Spencer começa com um plano de gente grande: uma câmera no chão, em uma estrada de terra, ao lado de um pássaro morto, onde muitos jipes do exército passam sem tocar nem passar por cima nem da ave, nem da câmera.
Logo depois, em um palácio, o exército saindo dos jipes carregando containers enormes cruza com um outra exército, só que de chefs de cozinha, também marchando solenemente, tudo sob a trilha clássica e solene do Radiohead Jonny Greenwood que mostra o que teremos pela frente.
Enquanto isso, Diana para seu Porsche em um posto de gasolina no meio de uma estrada e entra no restaurante/boteco nesse meio do nada, onde as pessoas lá dentro não acreditam no que veem e pergunta: “onde eu estou? alguém me diga onde eu estou?”.
Se ela não sabe, imagina aquele povo.
E no resto do filme a gente descobre que não só Diana não sabia onde estava, nem pra onde ia e nem de onde vinha como ela não sabia nem se queria saber.
Com isso tudo o diretor chileno, nome gigante em Hollywood, Pablo Larraín nos diz o seguinte: bem vindos e preparem-se porque vou fazer o que eu quiser nesse filme. E eu quero muito.
Emoldurado por uma fotografia absurda de linda da francesa Claire Mathon de Retrato de Uma Jovem em Chamas), Spencer se passa durante 3 dias, no final de semana do Natal de 1991, época que o casamento dos sonhos monarcas ingleses entre Charles e Diana (Spencer) está por um fio por causa do caso que o príncipe vivia fora do casamento.
Ver como Diana vem enfrentando essa situação é tão insuportável e Larraín não faz questão de amenizar para o nosso lado.
Diana está desesperada, louca da vida, não aguenta mais ter que participar desses eventos familiares estúpidos que como a gente vê, não dizem nada pra ela, nem ser pesada na chegada do palácio nem comer à mesa com todo mundo usando roupas incríveis que não foram escolhidas por ela.
(essa história de ser pesada é o máximo do absurdo, tragicômica mesmo)
Spencer é como Jackie, o filme anterior de Larraín sobre Jackie Kennedy, um filme quase onírico, sobre mais o que acontece na cabeça de suas protagonistas do que o que exatamente nós vemos na tela.
A perfeição técnica de Spencer que vai da direção ao roteiro, da fotografia ao figurino, das locações à trilha, colocam o filme, como disse lá no início, em um patamar acima da manada mediana cinematográfica que vem dos EUA.

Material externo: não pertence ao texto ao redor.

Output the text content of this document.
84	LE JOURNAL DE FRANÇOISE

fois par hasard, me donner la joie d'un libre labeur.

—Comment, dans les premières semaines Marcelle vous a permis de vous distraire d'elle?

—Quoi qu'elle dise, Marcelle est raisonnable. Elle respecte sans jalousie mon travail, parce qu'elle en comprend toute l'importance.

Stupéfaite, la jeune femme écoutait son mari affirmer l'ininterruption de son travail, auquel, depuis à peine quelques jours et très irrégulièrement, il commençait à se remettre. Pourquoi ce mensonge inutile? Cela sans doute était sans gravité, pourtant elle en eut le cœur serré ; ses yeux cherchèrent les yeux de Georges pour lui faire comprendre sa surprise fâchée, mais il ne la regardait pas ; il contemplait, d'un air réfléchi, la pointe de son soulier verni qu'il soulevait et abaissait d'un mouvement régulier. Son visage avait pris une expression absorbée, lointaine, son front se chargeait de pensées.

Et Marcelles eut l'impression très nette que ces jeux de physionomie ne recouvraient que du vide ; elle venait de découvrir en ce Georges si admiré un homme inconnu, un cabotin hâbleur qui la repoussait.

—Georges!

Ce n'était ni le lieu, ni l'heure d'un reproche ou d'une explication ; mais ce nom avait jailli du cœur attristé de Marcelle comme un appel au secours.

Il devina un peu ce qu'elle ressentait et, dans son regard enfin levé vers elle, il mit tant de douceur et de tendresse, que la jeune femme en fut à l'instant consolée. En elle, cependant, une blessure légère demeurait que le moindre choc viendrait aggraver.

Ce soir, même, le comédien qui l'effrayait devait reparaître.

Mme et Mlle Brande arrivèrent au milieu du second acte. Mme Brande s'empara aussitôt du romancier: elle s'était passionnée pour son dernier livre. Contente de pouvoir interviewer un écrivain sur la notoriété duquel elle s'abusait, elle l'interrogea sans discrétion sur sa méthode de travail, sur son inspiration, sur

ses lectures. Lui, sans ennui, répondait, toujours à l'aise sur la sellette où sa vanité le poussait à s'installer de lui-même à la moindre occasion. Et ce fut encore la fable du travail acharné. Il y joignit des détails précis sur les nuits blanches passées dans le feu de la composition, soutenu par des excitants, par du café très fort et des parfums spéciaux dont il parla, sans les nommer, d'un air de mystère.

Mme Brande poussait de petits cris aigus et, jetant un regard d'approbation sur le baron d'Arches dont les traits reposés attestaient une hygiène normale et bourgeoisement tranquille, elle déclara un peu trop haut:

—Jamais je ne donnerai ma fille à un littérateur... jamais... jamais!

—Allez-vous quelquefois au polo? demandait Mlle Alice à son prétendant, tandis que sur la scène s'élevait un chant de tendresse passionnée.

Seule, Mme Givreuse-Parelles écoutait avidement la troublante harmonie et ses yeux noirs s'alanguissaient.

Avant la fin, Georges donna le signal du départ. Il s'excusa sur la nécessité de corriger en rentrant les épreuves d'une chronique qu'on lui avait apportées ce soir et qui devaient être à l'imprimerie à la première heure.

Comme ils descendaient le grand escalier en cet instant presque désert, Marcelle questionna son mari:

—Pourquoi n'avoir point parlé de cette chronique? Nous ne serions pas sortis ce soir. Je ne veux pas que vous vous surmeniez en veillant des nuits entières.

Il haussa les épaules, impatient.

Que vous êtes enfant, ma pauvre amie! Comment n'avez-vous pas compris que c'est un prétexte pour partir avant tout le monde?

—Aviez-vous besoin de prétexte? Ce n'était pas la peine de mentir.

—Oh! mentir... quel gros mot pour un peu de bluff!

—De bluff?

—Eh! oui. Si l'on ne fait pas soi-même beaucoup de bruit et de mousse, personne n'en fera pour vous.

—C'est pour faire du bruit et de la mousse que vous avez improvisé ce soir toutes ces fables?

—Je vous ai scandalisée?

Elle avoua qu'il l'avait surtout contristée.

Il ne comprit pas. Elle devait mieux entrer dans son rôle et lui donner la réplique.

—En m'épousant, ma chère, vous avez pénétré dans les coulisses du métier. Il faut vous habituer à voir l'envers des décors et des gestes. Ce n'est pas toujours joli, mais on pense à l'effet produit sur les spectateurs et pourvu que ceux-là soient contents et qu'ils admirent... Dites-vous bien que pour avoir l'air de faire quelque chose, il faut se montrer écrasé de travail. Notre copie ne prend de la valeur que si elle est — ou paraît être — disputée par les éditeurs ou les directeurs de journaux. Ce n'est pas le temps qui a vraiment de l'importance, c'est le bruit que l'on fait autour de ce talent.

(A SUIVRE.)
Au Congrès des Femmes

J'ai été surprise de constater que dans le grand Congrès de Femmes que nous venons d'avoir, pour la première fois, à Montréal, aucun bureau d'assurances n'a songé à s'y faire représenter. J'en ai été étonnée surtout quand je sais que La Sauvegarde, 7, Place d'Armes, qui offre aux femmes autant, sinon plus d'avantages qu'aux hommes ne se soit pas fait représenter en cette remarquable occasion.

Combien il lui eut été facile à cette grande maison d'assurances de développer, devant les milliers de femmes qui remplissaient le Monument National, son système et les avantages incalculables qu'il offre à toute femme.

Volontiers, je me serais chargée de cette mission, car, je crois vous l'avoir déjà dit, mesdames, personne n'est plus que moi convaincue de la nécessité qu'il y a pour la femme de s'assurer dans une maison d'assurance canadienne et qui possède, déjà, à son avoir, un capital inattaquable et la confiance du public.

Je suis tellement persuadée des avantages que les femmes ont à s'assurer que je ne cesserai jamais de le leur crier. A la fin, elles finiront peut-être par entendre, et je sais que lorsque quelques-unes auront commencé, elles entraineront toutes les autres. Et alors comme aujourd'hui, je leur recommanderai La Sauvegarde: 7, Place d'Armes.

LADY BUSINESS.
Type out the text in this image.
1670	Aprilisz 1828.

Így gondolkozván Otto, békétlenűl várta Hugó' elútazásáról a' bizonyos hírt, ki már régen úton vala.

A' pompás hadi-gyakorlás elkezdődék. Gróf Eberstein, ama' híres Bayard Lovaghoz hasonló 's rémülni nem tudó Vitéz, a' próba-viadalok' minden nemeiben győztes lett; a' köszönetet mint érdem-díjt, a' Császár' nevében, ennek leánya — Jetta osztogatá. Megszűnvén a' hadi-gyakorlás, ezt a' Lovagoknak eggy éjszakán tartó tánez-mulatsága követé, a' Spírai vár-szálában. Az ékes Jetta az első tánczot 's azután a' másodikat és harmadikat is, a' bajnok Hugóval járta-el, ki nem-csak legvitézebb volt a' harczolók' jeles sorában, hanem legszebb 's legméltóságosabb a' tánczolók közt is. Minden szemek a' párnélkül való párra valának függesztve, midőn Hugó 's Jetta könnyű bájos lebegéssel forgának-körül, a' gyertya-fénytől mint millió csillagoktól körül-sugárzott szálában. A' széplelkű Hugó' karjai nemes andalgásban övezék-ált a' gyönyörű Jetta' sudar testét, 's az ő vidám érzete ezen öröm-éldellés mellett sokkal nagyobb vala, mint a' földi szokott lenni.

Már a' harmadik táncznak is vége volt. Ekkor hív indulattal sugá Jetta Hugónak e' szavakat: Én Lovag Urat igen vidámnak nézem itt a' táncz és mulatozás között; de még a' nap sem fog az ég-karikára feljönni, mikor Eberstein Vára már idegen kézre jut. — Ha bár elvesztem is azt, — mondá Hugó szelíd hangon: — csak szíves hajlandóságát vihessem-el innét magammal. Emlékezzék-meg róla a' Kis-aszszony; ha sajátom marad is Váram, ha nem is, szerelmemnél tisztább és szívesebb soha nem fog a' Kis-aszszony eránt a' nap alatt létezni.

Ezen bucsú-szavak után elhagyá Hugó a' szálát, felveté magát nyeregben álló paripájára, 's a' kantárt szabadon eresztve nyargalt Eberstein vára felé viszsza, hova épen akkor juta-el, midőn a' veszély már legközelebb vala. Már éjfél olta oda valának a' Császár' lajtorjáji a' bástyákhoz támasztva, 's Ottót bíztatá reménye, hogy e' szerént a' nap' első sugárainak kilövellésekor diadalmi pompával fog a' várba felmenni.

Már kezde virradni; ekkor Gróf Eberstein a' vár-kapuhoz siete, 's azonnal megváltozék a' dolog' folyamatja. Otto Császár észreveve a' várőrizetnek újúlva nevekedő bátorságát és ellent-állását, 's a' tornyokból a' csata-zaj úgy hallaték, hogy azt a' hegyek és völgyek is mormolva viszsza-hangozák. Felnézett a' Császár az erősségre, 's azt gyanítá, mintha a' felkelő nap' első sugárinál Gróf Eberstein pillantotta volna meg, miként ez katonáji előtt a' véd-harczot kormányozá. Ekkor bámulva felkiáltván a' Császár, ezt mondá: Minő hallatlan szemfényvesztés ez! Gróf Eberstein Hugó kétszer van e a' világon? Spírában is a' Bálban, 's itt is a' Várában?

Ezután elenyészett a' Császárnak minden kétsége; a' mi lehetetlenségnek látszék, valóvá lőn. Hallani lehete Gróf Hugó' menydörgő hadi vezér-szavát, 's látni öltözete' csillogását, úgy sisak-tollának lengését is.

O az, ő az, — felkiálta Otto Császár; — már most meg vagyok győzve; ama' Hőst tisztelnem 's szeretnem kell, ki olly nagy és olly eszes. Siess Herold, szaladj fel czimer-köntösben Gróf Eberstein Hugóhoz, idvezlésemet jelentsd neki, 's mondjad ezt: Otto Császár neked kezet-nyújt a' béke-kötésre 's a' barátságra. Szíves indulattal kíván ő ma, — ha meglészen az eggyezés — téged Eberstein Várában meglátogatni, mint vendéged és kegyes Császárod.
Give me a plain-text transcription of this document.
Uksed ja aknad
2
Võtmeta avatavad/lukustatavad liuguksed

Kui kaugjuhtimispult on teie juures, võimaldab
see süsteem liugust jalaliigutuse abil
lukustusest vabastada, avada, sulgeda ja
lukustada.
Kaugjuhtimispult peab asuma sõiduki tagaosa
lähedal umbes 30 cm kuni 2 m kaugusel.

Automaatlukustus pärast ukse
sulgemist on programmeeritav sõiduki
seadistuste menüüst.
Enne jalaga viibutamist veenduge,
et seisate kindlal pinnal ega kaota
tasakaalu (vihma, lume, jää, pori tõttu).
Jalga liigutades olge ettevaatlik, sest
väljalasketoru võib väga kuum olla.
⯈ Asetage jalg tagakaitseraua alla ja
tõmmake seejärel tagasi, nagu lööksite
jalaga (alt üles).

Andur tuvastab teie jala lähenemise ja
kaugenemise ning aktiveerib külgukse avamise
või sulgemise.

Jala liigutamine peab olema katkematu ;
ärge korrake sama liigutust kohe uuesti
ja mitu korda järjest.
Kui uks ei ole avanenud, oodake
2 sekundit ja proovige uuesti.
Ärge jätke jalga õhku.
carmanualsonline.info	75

Spencer é filme de gente grande, de quem sabe fazer muito bem e tem todo o dinheiro necessário para tanto.
Os 3 dias que duram o filme parecem que demoram 3 anos na vida de Diana, de tanto que ela sofre com todos os mínimos detalhes desses momentos todos, tão poucos e tão intensos para ela.
Se você, como eu, não se interessa nada pela família real britânica e tudo o que sabe vem de The Crown e de uma amiga que conhece muito e que te conta as fofocas, garanto que vai se chocar com o que vai ver nesse filme, com o quanto Diana, a fofinha, estava perturbada nessa época e o que me chocou muito foi por não conseguir entender de onde ela tirou a força pra suportar tudo aquilo e não pirar de vez.
Sim, vou falar da Kristen Stewart e só digo uma coisa: em quase 2 horas de filme, só teve um pequeno momento que eu lembrei que era atriz ali vivendo a princesa, em uma cena que ela dá uma risada (talvez a única risada com barulho que ela dá no filme).
O que Kristen Stewart faz no filme é de apreciar ajoelhado.
Não sei o quanto era parecido com a Diana, de novo, por nunca ter prestado atenção nesses bilionários, mas ela cria uma personagem absolutamente crível em um nível como pouco se vê no cinema.
O trabalho de atriz e diretor em Spencer é melhor ainda do que em Jackie, que eu já achei que Larraín havia atingido a perfeição da direção de elenco.
Eu não me canso de falar que Kristen Stewart é uma das grandes de sua geração e depois de Spencer, já digo que ela é a menor. E não me venha com aquele papinho que ela sempre faz o mesmo papel, tem sempre a mesma cara que isso é preguiça tua de vê-la como ela é e fica com o ranço dela nos filmes de vampiro (que também são legais).
Kristen não é Diana e Diana não é a atriz, mas a personagem principal de Spencer é uma entidade que existe por si só e também pelo filme, pelo diretor e por sua relação de criação com a atriz.